Thursday, January 18, 2018

EmmDev 2018-01-18 [Insights from Isaiah] Restoration

Restoration

Comfort, comfort my people, says your God. 2 Speak tenderly to Jerusalem, and proclaim to her that her hard service has been completed, that her sin has been paid for, that she has received from the LORD's hand double for all her sins.      (Isaiah40:1-2)

Isaiah 40 is a much beloved chapter.
Thematically
it marks the transition where the prophecy moves from rebuke for rebellion and idolatry to a pronouncement of hope and restoration. Historically it describes Israel's exile in Babylon (and why it happened) and moves to the promise of a return. Spiritually it describes the human predicament and exile in brokenness and offers us a God-given restoration!

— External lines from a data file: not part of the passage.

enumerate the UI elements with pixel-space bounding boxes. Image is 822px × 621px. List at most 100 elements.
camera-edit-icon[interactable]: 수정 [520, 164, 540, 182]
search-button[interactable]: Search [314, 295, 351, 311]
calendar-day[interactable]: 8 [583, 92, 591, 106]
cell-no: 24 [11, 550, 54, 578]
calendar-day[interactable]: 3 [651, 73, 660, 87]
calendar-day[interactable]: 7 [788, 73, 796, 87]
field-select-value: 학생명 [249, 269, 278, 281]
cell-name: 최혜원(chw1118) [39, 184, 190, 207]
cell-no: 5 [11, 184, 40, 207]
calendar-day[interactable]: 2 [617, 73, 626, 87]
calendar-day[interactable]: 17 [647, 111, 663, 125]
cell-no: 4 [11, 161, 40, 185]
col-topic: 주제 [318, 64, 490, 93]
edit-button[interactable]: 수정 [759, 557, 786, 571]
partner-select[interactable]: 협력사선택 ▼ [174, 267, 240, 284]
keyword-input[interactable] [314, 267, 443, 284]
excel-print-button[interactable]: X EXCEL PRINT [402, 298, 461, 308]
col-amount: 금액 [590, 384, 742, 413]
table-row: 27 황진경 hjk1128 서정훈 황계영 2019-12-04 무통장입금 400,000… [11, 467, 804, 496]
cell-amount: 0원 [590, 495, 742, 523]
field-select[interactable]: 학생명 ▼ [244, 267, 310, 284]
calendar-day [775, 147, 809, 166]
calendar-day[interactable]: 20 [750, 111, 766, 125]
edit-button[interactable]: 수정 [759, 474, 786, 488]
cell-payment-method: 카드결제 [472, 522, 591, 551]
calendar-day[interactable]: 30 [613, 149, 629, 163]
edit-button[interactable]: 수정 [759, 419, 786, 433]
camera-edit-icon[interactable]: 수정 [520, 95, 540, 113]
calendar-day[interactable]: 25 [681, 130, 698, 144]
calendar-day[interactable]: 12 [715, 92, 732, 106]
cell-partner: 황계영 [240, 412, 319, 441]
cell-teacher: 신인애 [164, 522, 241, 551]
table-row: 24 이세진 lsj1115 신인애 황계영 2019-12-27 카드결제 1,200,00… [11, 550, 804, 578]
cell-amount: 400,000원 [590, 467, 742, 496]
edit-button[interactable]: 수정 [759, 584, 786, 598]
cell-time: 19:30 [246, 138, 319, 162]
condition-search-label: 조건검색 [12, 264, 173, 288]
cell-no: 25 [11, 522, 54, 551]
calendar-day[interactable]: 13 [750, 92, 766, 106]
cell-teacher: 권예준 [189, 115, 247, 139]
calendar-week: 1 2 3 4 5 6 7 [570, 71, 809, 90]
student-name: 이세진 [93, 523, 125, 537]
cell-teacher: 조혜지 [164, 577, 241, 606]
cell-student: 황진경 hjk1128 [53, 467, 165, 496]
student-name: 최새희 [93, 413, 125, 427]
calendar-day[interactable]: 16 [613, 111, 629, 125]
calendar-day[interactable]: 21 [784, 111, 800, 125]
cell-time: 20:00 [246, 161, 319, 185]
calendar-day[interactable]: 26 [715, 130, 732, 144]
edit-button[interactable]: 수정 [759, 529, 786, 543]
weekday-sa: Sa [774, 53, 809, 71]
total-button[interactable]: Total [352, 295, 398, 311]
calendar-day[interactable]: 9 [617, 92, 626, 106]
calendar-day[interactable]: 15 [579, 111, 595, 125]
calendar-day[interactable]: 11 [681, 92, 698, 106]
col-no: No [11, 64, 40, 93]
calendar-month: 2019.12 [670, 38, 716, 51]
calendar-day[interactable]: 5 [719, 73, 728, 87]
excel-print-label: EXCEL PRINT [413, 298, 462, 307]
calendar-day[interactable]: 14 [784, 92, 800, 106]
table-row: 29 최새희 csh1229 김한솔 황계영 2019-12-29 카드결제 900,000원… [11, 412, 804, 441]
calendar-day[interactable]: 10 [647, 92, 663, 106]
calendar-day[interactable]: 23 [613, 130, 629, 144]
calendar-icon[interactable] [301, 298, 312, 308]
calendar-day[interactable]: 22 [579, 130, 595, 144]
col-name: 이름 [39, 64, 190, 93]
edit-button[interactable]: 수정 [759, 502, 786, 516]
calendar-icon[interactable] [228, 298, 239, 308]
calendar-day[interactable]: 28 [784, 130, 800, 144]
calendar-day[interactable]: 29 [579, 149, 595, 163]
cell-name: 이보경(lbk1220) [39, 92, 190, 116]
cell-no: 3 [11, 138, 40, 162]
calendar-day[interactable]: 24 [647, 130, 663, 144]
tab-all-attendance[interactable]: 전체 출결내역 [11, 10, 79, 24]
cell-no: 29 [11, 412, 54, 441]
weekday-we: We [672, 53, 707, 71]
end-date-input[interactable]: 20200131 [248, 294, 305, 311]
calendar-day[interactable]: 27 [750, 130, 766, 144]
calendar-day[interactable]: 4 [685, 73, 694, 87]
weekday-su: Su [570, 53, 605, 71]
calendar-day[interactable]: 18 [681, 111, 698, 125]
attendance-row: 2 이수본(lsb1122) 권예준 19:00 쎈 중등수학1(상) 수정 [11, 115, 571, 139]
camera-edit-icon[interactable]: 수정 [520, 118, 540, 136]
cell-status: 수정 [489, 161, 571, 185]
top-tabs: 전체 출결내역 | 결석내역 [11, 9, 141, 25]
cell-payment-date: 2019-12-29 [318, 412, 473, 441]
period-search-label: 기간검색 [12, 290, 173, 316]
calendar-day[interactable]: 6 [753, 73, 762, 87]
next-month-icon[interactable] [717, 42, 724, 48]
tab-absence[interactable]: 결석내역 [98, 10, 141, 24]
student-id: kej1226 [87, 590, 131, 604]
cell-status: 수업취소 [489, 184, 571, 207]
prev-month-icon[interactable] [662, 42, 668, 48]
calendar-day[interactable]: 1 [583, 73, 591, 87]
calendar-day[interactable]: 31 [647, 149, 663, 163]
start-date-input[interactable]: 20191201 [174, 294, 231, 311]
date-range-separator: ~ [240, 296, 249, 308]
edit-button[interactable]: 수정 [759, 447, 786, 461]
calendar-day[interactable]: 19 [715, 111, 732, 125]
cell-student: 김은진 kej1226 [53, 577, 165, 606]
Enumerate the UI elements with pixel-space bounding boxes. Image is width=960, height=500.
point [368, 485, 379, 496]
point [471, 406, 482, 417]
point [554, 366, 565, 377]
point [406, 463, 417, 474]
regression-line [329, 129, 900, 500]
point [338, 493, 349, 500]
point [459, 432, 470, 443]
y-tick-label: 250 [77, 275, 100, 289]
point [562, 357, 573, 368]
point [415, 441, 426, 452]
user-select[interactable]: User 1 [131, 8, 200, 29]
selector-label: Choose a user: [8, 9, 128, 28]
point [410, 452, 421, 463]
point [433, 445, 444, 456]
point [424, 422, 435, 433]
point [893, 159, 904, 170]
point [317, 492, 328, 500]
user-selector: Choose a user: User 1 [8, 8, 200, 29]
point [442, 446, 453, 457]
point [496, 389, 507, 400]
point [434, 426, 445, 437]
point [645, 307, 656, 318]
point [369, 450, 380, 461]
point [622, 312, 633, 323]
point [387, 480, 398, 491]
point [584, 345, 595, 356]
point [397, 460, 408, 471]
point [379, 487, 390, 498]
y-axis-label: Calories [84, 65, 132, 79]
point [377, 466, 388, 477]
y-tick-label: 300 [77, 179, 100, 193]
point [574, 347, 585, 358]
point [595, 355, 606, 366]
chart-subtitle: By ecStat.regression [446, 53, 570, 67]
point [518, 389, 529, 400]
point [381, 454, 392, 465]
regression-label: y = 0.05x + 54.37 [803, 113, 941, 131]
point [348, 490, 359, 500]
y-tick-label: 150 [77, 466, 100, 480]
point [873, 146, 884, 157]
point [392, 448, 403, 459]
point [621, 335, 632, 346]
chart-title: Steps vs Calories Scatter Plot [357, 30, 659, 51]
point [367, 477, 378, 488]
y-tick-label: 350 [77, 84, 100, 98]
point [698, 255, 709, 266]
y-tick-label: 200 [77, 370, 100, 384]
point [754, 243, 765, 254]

This magnificent chapter provides hope, it describes God and invites us to a place of intimacy with God.

And so the chapter begins with assurance of Comfort.
Historically it addresses the consequence of their rebellion.
Israel had ceased to rely on God and this led to a moral and spiritual breakdown that allowed a another nation to defeat them.
But God has seen their brokenness. (They have received "double" for their sins - in Hebrew idiom this simply means "enough".)

God's love and consequences for sin are difficult concepts to hold in tension until we factor in the dynamic of free will. Free will allows for wrong choices and wrong choices have consequences (that's what makes them wrong choices!) And God, who gives free will, also allows the consequences of wrong choices.

But God sees our pain - He wants to comfort and heal us.
And so begins the journey of restoration - anticipated by Isaiah, inaugurated by Jesus and fulfilled at Calvary and the Empty Tomb.

Listen to the tenderness of a God who offers comfort to people who in no way deserve it... They had earned justice (the full consequence (double) for all her sins) but now they have mercy and comfort.